The strategic logic was real. The market opportunity was defensible. The team had operating momentum. Work was moving. Then a structured validation review surfaced the gap: the validation contract was weaker than the momentum around it. Months of development, and there were still zero documented user or buyer conversations attached to the evidence base.
Nobody had been careless. The problem was that the internal reasoning was so coherent, so fluent, that it had quietly become a substitute for external signal. The team could explain why the product should work. What they couldn’t show was evidence that it would.
Philip Tetlock’s research on expert prediction puts a point on this: he found that acquiring more domain knowledge often makes people more overconfident, not more accurate. The person who knows the most builds the most convincing internal story — and becomes the least likely to question whether the story has been tested. That’s not an argument against expertise. It’s an argument against expertise operating without structure.

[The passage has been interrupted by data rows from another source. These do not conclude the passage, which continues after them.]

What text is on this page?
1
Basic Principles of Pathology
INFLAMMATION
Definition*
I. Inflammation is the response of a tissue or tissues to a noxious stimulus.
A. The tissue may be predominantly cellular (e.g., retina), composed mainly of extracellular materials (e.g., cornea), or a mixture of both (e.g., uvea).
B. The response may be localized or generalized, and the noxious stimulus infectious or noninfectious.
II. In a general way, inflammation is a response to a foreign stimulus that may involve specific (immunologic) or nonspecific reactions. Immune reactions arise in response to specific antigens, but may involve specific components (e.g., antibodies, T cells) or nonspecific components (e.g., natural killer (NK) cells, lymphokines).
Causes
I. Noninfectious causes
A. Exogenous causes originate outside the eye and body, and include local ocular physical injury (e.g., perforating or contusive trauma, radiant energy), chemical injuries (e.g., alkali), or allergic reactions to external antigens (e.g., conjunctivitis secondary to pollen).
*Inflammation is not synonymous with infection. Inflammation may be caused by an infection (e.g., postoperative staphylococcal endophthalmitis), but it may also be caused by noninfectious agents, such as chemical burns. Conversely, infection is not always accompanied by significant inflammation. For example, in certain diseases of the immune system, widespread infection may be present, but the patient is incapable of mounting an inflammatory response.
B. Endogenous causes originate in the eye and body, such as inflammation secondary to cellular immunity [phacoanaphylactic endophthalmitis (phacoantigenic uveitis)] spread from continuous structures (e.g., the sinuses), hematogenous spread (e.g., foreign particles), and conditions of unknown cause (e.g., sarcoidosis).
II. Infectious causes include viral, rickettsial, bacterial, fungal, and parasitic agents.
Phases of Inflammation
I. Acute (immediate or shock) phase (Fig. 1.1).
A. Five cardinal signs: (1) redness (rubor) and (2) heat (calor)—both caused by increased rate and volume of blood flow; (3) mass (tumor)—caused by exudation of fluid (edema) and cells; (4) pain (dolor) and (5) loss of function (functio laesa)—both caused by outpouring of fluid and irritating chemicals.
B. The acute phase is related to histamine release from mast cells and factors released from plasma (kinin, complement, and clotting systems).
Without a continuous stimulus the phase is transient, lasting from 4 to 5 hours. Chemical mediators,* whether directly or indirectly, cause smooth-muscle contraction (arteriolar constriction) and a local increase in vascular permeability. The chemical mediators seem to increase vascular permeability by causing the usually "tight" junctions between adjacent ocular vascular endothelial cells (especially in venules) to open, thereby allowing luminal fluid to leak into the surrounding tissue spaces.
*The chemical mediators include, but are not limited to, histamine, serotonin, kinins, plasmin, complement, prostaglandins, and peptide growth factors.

The board that agreed with everyone
The same pattern plays out at the task level, just less dramatically.
On a different project I inherited a board where ticket statuses had drifted from reality. Some tickets said Done but the artifact was missing. Others sat in Backlog even though the work was already shipped. The statuses had accumulated a kind of social credibility — people glanced at them, believed them, and kept building on top of whatever the label said.
A status field is a claim, not a fact. It tells you what someone said about the work. It doesn’t prove the work exists, is complete, or has been verified. But when an organization manages the labels instead of the evidence behind them, the board becomes a confidence layer — a place where optimism gets recorded and nobody stops to check.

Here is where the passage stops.